SORU: Galatasaray’dan Stuttgart’a transfer olan Ozan Kabak, sırasıyla Schalke 04, Liverpool, Norwich gibi takımlarında forma giydikten sonra şimdilerde Hoffenheim formasıyla adından söz ettiriyor. Kabak, takımında kasım ayının oyuncusu seçildi. Genç mevkidaşınızın performansı hakkında neler söylemek istersiniz?
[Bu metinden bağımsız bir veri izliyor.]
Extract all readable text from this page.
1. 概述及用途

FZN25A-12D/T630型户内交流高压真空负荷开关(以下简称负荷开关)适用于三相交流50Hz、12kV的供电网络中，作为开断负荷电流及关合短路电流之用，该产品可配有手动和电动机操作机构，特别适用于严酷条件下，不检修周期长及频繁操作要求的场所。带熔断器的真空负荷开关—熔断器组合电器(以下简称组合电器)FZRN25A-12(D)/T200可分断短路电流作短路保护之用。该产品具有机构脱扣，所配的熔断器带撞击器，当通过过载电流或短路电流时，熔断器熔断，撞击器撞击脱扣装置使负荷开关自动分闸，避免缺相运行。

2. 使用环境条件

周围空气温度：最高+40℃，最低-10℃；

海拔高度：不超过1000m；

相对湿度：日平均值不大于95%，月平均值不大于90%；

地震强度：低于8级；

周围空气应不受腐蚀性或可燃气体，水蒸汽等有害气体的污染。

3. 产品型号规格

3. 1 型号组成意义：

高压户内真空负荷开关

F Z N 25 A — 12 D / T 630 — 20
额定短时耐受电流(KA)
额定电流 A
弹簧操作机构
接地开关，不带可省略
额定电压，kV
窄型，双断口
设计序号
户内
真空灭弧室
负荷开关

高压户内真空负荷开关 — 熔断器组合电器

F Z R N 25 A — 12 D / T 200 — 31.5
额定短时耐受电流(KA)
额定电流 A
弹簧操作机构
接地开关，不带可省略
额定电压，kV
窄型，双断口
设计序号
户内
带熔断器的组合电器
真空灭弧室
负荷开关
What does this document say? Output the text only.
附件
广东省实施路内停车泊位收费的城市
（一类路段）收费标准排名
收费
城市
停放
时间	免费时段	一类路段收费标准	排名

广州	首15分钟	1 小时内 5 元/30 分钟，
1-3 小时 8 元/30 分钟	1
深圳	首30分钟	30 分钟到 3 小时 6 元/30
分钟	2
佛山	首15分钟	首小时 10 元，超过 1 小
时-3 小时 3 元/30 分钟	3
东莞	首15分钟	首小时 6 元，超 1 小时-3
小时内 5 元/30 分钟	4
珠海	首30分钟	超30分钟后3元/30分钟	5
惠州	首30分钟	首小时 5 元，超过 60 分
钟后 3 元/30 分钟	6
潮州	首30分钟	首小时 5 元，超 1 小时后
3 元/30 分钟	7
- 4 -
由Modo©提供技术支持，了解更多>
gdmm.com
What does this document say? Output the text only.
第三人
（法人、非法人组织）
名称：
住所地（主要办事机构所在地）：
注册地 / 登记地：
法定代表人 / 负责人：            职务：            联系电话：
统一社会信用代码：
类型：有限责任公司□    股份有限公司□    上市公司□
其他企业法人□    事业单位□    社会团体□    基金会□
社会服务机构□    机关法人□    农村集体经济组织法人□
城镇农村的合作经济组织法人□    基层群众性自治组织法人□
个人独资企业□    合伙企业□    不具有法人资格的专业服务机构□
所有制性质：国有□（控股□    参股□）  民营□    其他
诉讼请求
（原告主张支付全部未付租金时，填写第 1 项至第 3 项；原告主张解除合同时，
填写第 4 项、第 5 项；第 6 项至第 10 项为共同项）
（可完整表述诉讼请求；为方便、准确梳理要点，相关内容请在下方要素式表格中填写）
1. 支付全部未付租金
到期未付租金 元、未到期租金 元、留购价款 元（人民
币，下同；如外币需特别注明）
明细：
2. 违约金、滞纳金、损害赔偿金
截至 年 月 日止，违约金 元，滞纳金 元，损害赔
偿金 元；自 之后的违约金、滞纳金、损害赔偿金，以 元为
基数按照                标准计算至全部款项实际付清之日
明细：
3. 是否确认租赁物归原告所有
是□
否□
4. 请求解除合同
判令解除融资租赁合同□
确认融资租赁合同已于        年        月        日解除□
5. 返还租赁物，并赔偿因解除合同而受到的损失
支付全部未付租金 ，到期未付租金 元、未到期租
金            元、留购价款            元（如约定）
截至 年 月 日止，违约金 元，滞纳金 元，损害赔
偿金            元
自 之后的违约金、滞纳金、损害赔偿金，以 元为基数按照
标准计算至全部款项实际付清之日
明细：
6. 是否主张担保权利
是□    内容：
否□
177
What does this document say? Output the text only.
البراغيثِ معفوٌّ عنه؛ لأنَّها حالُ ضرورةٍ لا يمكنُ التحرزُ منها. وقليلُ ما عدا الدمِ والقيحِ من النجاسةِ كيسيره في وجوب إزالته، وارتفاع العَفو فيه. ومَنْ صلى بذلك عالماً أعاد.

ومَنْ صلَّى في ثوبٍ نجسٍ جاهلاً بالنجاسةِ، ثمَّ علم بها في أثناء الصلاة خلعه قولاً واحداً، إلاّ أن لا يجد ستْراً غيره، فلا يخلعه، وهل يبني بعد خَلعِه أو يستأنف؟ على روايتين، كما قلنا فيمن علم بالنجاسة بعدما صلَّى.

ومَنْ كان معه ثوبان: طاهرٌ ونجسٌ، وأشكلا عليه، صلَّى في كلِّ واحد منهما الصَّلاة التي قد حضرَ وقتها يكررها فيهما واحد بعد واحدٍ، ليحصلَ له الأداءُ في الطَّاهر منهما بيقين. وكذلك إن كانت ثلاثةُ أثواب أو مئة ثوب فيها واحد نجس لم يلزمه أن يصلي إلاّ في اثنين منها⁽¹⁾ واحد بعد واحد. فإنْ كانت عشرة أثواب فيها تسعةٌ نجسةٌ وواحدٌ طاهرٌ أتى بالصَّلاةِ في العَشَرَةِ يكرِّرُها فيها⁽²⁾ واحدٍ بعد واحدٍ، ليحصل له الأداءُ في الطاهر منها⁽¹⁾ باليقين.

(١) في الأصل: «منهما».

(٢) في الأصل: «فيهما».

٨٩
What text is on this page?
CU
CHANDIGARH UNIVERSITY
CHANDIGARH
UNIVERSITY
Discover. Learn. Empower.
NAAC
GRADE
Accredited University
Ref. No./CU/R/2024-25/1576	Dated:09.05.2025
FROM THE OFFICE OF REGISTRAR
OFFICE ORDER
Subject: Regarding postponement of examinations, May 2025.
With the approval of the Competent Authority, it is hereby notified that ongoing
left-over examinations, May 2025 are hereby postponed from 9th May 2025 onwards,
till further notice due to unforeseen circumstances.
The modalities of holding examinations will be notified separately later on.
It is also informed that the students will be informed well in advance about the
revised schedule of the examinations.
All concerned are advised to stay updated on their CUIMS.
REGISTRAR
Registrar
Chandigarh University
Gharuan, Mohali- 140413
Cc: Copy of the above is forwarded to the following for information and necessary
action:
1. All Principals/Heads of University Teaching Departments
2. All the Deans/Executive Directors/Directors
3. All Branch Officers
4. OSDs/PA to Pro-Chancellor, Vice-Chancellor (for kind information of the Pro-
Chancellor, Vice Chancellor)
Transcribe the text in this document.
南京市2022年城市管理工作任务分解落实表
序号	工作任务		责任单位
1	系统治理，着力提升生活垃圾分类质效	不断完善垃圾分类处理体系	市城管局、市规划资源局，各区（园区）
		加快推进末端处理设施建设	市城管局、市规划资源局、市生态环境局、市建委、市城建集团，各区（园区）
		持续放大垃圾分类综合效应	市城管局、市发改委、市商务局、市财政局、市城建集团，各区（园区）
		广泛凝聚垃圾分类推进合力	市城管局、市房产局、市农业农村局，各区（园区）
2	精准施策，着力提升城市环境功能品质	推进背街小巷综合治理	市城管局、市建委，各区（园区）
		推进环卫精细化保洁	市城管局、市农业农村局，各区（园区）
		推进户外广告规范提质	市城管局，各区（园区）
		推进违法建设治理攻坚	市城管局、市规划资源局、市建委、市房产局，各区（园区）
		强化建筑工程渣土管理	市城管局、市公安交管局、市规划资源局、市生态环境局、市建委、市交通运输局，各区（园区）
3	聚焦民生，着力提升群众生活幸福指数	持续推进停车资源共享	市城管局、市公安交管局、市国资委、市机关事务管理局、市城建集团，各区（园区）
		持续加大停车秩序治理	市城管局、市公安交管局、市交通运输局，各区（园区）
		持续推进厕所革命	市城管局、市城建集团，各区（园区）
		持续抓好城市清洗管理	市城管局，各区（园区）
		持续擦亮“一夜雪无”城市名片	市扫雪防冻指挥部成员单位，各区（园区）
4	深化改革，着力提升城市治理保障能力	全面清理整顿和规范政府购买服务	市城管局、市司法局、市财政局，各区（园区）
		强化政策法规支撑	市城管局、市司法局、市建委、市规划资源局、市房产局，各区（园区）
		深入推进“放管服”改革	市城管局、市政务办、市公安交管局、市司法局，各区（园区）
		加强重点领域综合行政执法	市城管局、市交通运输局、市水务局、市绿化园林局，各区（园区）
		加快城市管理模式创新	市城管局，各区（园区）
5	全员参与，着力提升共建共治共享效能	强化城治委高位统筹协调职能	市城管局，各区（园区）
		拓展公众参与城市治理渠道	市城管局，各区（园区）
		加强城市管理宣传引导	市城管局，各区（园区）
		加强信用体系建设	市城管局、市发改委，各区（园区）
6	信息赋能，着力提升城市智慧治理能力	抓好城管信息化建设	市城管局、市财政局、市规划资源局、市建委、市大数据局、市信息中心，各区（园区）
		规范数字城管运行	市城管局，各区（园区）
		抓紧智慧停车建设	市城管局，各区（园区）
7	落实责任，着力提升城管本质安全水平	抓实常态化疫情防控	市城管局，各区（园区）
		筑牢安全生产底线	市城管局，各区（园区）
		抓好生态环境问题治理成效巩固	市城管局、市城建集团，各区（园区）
Ozan‘ın ve Hoffenheim‘ın son maçlarını takip ettim. Ozan’ın şöyle bir şanssızlığı oldu. Transfer olduğu takımlar sezon boyunca sıkıntılı durumlar geçiren ve ligden düşmeme savaşı veren takımlarda. Genç yaşta bu kadar çok kulüpte oynaması gelişimi için iyi değil. Bu genç yaşta bir oyuncunun Galatasaray’dan ayrıldıktan sonra dört farklı kulüpte değil de bir kulüpte oynaması lazımdı ki kendini geliştirsin. Şimdi Hoffenheimda oynuyor. Hoffenheim’da seyirci baskısı çok yoktur. Genç bir takıma sahipler ve hocası da ona destek veriyor. Ozan Kabak’ın bu sezonki performansına bakarsanız bence Bundesliga’nın en iyi beş stoperinden birisi. Çok iyi oynuyor ve büyük bir potansiyele sahip. Bu genç yaşına rağmen Liverpool gibi bir kulüpte oynayıp, Bundesliga ve Premier Lig’de maçlara çıktı. Onun için şuan Hoffenheim en doğru kulüp. Burada kendini bi kaç sezon geliştirdikten sonra eminim ki Ozan’ı yine Liverpool seviyesinde bi takımda görebiliriz.
SORU: Milli takımımızda “yerli-yabancı teknik adam” polemiği yıllardır devam ediyor. Geçen sene Şenol Güneş’in yerine Alman teknik adam Stefan Kuntz getirildi. Özellikle Faroe Adaları yenilgisi sonrası tecrübeli teknik adamın geleceği merak konusu oldu. Sizce Kuntz yönetiminde milli takımımızı nasıl bir gelecek bekliyor?
Türkiye’de hem kulüp hem de milli takım bazında birkaç yenilgi sonrası taraftar ve medya hemen değişim görmek istiyor. Başarılı kulüplere ve milli takımlara bakarsak hocalarını en azından birkaç sene değiştirmiyorlar. Çünkü bir hocanın düşüncesi ve oyun felsefesi olur. Onu oturtmak için zamana ihtiyaç oluyor. Birkaç maç istenilmeyen sonuçlarla birlikte hoca hemen gönderilip yeni hoca getiriliyorsa, gelen hocanın farklı oyun anlayışı olur ve oyuncular yeni hocanın yeni oyun düşüncelerine adapte olmaya çalışır ve bu yine zaman alır. Milli takım tabii ki Faroe Adaları‘na kaybedemez. Bu seviyedeki takımlara karşı ne olursa olsun kazanmak lazım. Böyle bir yenilgi sonrası Stefan Kuntz’un baskı altında kalması normal. Bence bu yola devam edilmesi ve Kuntz’a zaman verilmesi lazım. Zaman verildikten sonra daha iyi bir oyun anlayışı olacağına ve başarının geleceğine düşünüyorum.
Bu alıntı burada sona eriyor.